Letícia de Lima/Ges-Especial
Santos Dumont fica na área central de Gramado
Além do educandário do bairro Floresta, Escola Boaventura Ramos Pacheco, que anunciou na semana passada greve parcial, o maior educandário estadual de Gramado, a Escola Santos Dumont, também aderiu ao movimento. Apenas as turmas do 1° ao 5° ano continuam com aulas normalmente e algumas do ensino fundamental, pois três professores optaram em atender normalmente.

“Com isso, o Ensino Fundamental terá uma ou duas tardes de aula na semana”, explica a vice-diretora do turno Andreia Franzen. Nos períodos da manhã e a noite a greve no Santos Dumont é geral e por tempo indeterminado. Na escola David Canabarro, situada no bairro Jardim, apenas um professor optou por paralisar, então os períodos deste educador estão sendo adaptados, não afetando os estudantes.

EM CANELA
As escolas estaduais de Canela Adolfo Seibt, Neusa Mari Pacheco – Ciep e João Corrêa reuniram seus professores na noite de ontem para definir os rumos dos próximos dias.

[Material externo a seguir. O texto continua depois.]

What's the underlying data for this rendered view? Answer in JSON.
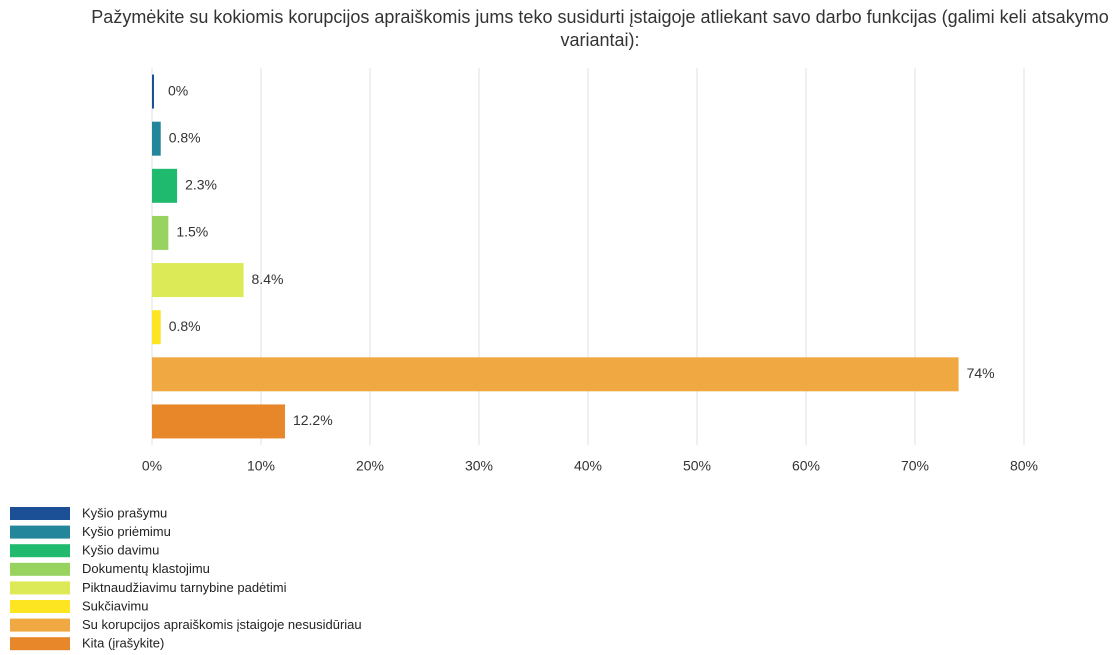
{
  "chart_data": {
    "type": "bar",
    "orientation": "horizontal",
    "title": "Pažymėkite su kokiomis korupcijos apraiškomis jums teko susidurti įstaigoje atliekant savo darbo funkcijas (galimi keli atsakymo variantai):",
    "categories": [
      "Kyšio prašymu",
      "Kyšio priėmimu",
      "Kyšio davimu",
      "Dokumentų klastojimu",
      "Piktnaudžiavimu tarnybine padėtimi",
      "Sukčiavimu",
      "Su korupcijos apraiškomis įstaigoje nesusidūriau",
      "Kita (įrašykite)"
    ],
    "values": [
      0,
      0.8,
      2.3,
      1.5,
      8.4,
      0.8,
      74,
      12.2
    ],
    "value_labels": [
      "0%",
      "0.8%",
      "2.3%",
      "1.5%",
      "8.4%",
      "0.8%",
      "74%",
      "12.2%"
    ],
    "colors": [
      "#1b4f96",
      "#24869b",
      "#20ba6f",
      "#98d35f",
      "#dcea57",
      "#fde522",
      "#f0a942",
      "#e8872a"
    ],
    "xlim": [
      0,
      80
    ],
    "xticks": [
      {
        "value": 0,
        "label": "0%"
      },
      {
        "value": 10,
        "label": "10%"
      },
      {
        "value": 20,
        "label": "20%"
      },
      {
        "value": 30,
        "label": "30%"
      },
      {
        "value": 40,
        "label": "40%"
      },
      {
        "value": 50,
        "label": "50%"
      },
      {
        "value": 60,
        "label": "60%"
      },
      {
        "value": 70,
        "label": "70%"
      },
      {
        "value": 80,
        "label": "80%"
      }
    ],
    "grid": true,
    "legend": "bottom-left"
  }
}
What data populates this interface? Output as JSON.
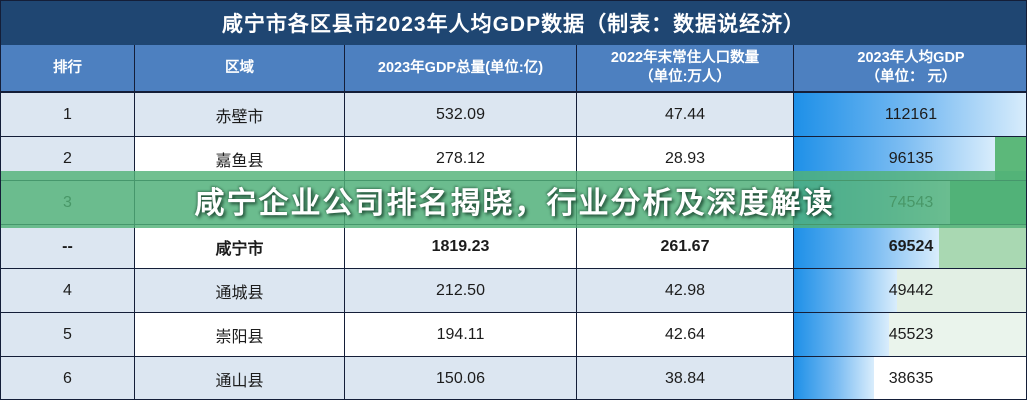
{
  "title": "咸宁市各区县市2023年人均GDP数据（制表：数据说经济）",
  "overlay": {
    "text": "咸宁企业公司排名揭晓，行业分析及深度解读",
    "bg": "rgba(82,178,120,0.82)"
  },
  "table": {
    "columns": [
      {
        "label": "排行",
        "unit": ""
      },
      {
        "label": "区域",
        "unit": ""
      },
      {
        "label": "2023年GDP总量(单位:亿)",
        "unit": ""
      },
      {
        "label": "2022年末常住人口数量",
        "unit": "（单位:万人）"
      },
      {
        "label": "2023年人均GDP",
        "unit": "（单位： 元）"
      }
    ],
    "rows": [
      {
        "rank": "1",
        "region": "赤壁市",
        "gdp": "532.09",
        "population": "47.44",
        "per_capita": "112161",
        "bar_pct": 100,
        "remainder_color": "transparent",
        "bold": false,
        "zebra": "blue"
      },
      {
        "rank": "2",
        "region": "嘉鱼县",
        "gdp": "278.12",
        "population": "28.93",
        "per_capita": "96135",
        "bar_pct": 85.7,
        "remainder_color": "#5cb87a",
        "bold": false,
        "zebra": "white"
      },
      {
        "rank": "3",
        "region": "",
        "gdp": "",
        "population": "",
        "per_capita": "74543",
        "bar_pct": 66.5,
        "remainder_color": "#4fb078",
        "bold": false,
        "zebra": "blue"
      },
      {
        "rank": "--",
        "region": "咸宁市",
        "gdp": "1819.23",
        "population": "261.67",
        "per_capita": "69524",
        "bar_pct": 62,
        "remainder_color": "#a9d8b2",
        "bold": true,
        "zebra": "white"
      },
      {
        "rank": "4",
        "region": "通城县",
        "gdp": "212.50",
        "population": "42.98",
        "per_capita": "49442",
        "bar_pct": 44.1,
        "remainder_color": "#e2efe4",
        "bold": false,
        "zebra": "blue"
      },
      {
        "rank": "5",
        "region": "崇阳县",
        "gdp": "194.11",
        "population": "42.64",
        "per_capita": "45523",
        "bar_pct": 40.6,
        "remainder_color": "#eaf4ec",
        "bold": false,
        "zebra": "white"
      },
      {
        "rank": "6",
        "region": "通山县",
        "gdp": "150.06",
        "population": "38.84",
        "per_capita": "38635",
        "bar_pct": 34.4,
        "remainder_color": "#ffffff",
        "bold": false,
        "zebra": "blue"
      }
    ]
  },
  "colors": {
    "title_bar": "#1f4672",
    "header_bg": "#4d80c0",
    "row_blue": "#dce6f1",
    "border": "#141e38",
    "bar_start": "#1e90e8",
    "bar_end": "#d9edfc",
    "text_dark": "#1c1c1c"
  }
}
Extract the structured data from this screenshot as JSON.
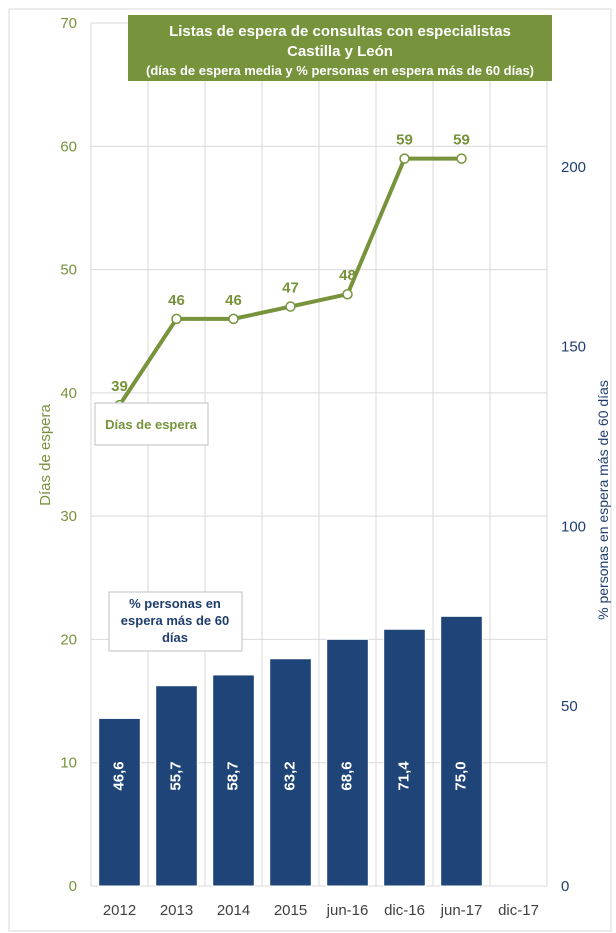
{
  "chart_data": {
    "type": "bar",
    "title": [
      "Listas de espera de consultas con especialistas",
      "Castilla y León",
      "(días de espera media y % personas en espera más de 60 días)"
    ],
    "categories": [
      "2012",
      "2013",
      "2014",
      "2015",
      "jun-16",
      "dic-16",
      "jun-17",
      "dic-17"
    ],
    "series": [
      {
        "name": "% personas en espera más de 60 días",
        "type": "bar",
        "axis": "right",
        "values": [
          46.6,
          55.7,
          58.7,
          63.2,
          68.6,
          71.4,
          75.0,
          null
        ],
        "labels": [
          "46,6",
          "55,7",
          "58,7",
          "63,2",
          "68,6",
          "71,4",
          "75,0",
          ""
        ],
        "color": "#1f4477"
      },
      {
        "name": "Días de espera",
        "type": "line",
        "axis": "left",
        "values": [
          39,
          46,
          46,
          47,
          48,
          59,
          59,
          null
        ],
        "labels": [
          "39",
          "46",
          "46",
          "47",
          "48",
          "59",
          "59",
          ""
        ],
        "color": "#77933c"
      }
    ],
    "y_left": {
      "label": "Días de espera",
      "ylim": [
        0,
        70
      ],
      "ticks": [
        "0",
        "10",
        "20",
        "30",
        "40",
        "50",
        "60",
        "70"
      ]
    },
    "y_right": {
      "label": "% personas en espera más de 60 días",
      "ylim": [
        0,
        240
      ],
      "ticks": [
        "0",
        "50",
        "100",
        "150",
        "200"
      ]
    },
    "grid": "vertical",
    "legend": [
      "Días de espera",
      "% personas en espera más de 60 días"
    ],
    "legend_boxes": {
      "line": [
        "Días de espera"
      ],
      "bar": [
        "% personas en",
        "espera más de 60",
        "días"
      ]
    },
    "colors": {
      "title_bg": "#77933c",
      "line": "#77933c",
      "bar": "#1f4477",
      "grid": "#d9d9d9"
    }
  }
}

Até o fechamento desta edição, as decisões ainda não haviam sido divulgadas. Segundo a supervisora da escola João Corrêa, Andrelise Cruz, nesta terça e quarta-feira nenhuma turma terá aula, pois a categoria participará de assembleias do CPERS - Sindicato dos Professores do Rio Grande do Sul.

Já a Escola Danton Corrêa da Silva está em greve durante esta semana devido ao parcelamento, mas também devido a reforma que ocorre na estrutura da instituição. “Os vereadores de Canela nos prometeram apoio e irão se reunir com os deputados de seus partidos para procurar uma proposta”, comenta a diretora da Danton, Leandra Aires dos Santos. A educadora acrescenta que, devido ao parcelamento, há professores pedindo exoneração do Estado. “Uma professora me relatou que nunca chorou tanto por causa do trabalho quanto agora. Ela teve que parcelar o valor do aluguel no banco e não tem dinheiro nem para ir até Caxias pedir exoneração”, lamentou.

As escolas Carlos Wortmann e a Pedro Oscar Selbach seguem em greve por tempo indeterminado.